Into the dark
I've been slowing down with the encroaching darkness, holding onto sleep, struggling to keep up the energy and slight panic that usually move me productively through my days. I had forgotten, as I always do, how hard it is to wake up in full darkness. Even early mornings in the summer hold the hint of dawn, but now I can easily go into the kitchen before the sun rises, and not emerge till after it's set. To spend whole days without a touch of real light is strange and disorienting.
I've been working on the new recipes I've built over the last few weeks, tweaking and taking notes. They're getting better! Though, as always, I welcome your feedback to improve them further. If you didn't try any last week, come by today to explore my adventures in blue corn. I've made the blue corn nixtamal bread again, as well as the blue corn, almond, and honey poached quince cake.

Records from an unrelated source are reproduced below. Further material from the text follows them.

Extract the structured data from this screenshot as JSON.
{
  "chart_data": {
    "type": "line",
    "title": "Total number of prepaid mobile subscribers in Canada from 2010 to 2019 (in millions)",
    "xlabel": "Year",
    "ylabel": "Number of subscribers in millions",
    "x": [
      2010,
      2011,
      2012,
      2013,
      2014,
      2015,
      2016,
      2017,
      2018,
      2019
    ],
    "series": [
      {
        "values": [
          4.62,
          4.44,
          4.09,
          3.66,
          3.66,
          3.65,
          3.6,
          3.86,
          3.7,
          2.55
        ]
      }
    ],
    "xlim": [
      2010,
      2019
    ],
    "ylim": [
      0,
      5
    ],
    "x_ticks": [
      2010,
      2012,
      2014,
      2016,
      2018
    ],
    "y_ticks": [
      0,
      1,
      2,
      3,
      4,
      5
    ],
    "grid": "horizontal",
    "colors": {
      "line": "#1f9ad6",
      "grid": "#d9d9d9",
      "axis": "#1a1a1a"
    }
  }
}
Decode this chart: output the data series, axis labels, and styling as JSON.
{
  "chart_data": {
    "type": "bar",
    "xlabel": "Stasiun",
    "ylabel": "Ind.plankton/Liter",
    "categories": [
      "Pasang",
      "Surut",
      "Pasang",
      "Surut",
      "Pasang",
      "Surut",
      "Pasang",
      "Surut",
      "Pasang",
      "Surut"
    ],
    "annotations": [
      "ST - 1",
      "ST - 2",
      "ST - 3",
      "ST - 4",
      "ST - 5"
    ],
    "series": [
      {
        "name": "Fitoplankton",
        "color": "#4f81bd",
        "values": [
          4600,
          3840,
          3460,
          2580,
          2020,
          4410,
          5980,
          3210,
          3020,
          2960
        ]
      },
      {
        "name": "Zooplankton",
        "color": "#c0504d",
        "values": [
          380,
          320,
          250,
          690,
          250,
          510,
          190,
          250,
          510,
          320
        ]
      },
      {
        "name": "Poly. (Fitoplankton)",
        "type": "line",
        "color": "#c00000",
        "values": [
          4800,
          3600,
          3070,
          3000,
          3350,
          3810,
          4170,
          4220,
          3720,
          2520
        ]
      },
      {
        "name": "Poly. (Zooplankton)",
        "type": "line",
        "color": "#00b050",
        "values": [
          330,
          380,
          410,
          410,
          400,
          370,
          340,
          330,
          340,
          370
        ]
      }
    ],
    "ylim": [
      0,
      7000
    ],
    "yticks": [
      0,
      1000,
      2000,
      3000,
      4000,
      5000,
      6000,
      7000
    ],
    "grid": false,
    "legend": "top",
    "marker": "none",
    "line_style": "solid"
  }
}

And to top it off, I'm bring a few air pots of blue corn atole to market. Atole, if you haven't spent time in Mexico, is a hot drink made from masa (or, at least in Oaxaca, any other flour within arms length of the blender, but the Oaxacans will blend anything they can get their hands on, so that may not be true in other regions). It exists half way between the comfort of hot milk and the satisfaction of porridge on a cold morning. If you bring your own cup, I might even give you a taste for free!
See you soon.
11/1/2015 04:23:45 pm
Yummy bread and Apple cake this week!
1/1/2016 06:51:21 pm
I was there that day 10/24/15 and drank your atole which filled me with all manner of memories of Central America. We spoke and I bought a cup for a young man who had just ridden his bike out west from New York State and who had never tried or heard of atole. In exchange he bought me a piece of your blue corn nixtamal bread. What a wonderful day. I wanted to share this song from Nicaragua, from the 1980s when the US economic embargo prevented people from getting wheat flour for the white bread that had become a staple and so they had to return to their ancient corn traditions, including a revival of atole!